Abstract

Introduction: Endotracheal suctioning is associated with complications including bleeding, infection, hypoxemia, cardiovascular instability, and tracheal mucosal injury. A closed-suction catheter has some advantages, which include minimizing risk of hypoxemia and prevention of infected secretions during suctions. Recently, a closed-suction catheter with pressure valve (Acetrachcare, AceMedical Co., South Korea) was developed. We hypothesized that this new catheter might reduce tracheal mucosal injury compared with conventional closed-suction catheter (Trachcare, Kimberly-balla RD, USA). Methods: The prospective, randomized study included medical and surgical patients requiring mechanical ventilation for more than 48 hours. Patients were randomized into two groups; one group was suctioned with the conventional closed-suction catheter (CCC) and the other group with the closed-suction catheter with pressure valve (CCPV). In CCC group, the wall suction vacuum pressure was kept around 100 mmHg. In CCPV group, the level of pressure used to perform endotracheal suction was adjusted by intensivist according to sputum amount (small, moderate or large). Bronchoscopy was performed 48 hours later, and the severity of tracheal mucosal injury was graded from 0 to 4, as follows: 0 = normal; 1 = erythema or edema; 2 = erosion; 3 = hemorrhage; 4 = ulceration or necrosis. Results: A total of 63 patients (31 with CCPV and 32 with CCC) were included.

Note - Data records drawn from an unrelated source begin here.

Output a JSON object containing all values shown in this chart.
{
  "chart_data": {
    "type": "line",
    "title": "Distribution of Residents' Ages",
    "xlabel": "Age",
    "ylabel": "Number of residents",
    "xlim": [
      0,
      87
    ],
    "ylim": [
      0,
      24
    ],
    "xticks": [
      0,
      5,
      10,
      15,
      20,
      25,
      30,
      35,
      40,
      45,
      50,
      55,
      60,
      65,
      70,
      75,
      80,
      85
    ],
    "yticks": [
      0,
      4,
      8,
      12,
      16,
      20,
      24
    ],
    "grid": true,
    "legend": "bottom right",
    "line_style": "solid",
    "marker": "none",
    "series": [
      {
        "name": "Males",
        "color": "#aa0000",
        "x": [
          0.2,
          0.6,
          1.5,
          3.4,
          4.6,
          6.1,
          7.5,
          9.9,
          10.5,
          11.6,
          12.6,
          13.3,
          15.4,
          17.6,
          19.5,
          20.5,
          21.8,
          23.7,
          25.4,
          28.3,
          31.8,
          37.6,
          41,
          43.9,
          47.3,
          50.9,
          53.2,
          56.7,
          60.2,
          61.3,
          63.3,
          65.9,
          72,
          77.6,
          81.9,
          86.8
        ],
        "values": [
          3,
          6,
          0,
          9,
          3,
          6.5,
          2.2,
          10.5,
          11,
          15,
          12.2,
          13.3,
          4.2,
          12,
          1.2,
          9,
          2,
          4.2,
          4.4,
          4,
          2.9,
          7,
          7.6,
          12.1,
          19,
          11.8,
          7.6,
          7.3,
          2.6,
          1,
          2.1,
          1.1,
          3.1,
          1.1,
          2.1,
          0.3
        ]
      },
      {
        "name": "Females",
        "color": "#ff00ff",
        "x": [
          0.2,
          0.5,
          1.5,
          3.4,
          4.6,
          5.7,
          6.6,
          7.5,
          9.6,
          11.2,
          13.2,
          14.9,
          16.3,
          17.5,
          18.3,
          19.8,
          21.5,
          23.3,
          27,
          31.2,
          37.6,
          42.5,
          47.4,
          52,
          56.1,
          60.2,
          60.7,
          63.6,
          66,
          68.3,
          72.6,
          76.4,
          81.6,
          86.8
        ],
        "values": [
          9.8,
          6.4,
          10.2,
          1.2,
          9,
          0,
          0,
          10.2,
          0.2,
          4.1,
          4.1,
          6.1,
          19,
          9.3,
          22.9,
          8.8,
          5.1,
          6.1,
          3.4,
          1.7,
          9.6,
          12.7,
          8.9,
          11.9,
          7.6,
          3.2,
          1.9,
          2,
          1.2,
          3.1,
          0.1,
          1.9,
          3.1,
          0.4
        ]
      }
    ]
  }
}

There were no significant differences between groups about age, sex, diagnosis groups, sputum appearance, mortality, and Acute Physiology and Chronic Health Evaluation II score. No significant difference was found in hypoxemia, hypercapnia, maximal heart rate, arrhythmia, mean arterial pressure and elevated airway pressure during suctioning. On bronchoscopic evaluation, the usage of CCPV led to a significantly reduce tracheal mucosal injury (median tracheal mucosal injury grade 0 [IQR 0–1] vs 2 [IQR 1–2], p<0.05). However, there were no differences in nurse satisfaction, total number of suction for 24 hours, microbial growth and the prevalence of ventilator-associated pneumonia. Conclusions: We conclude that the novel closed-suction catheter with pressure valve may reduce tracheal mucosal injury compared to conventional catheter.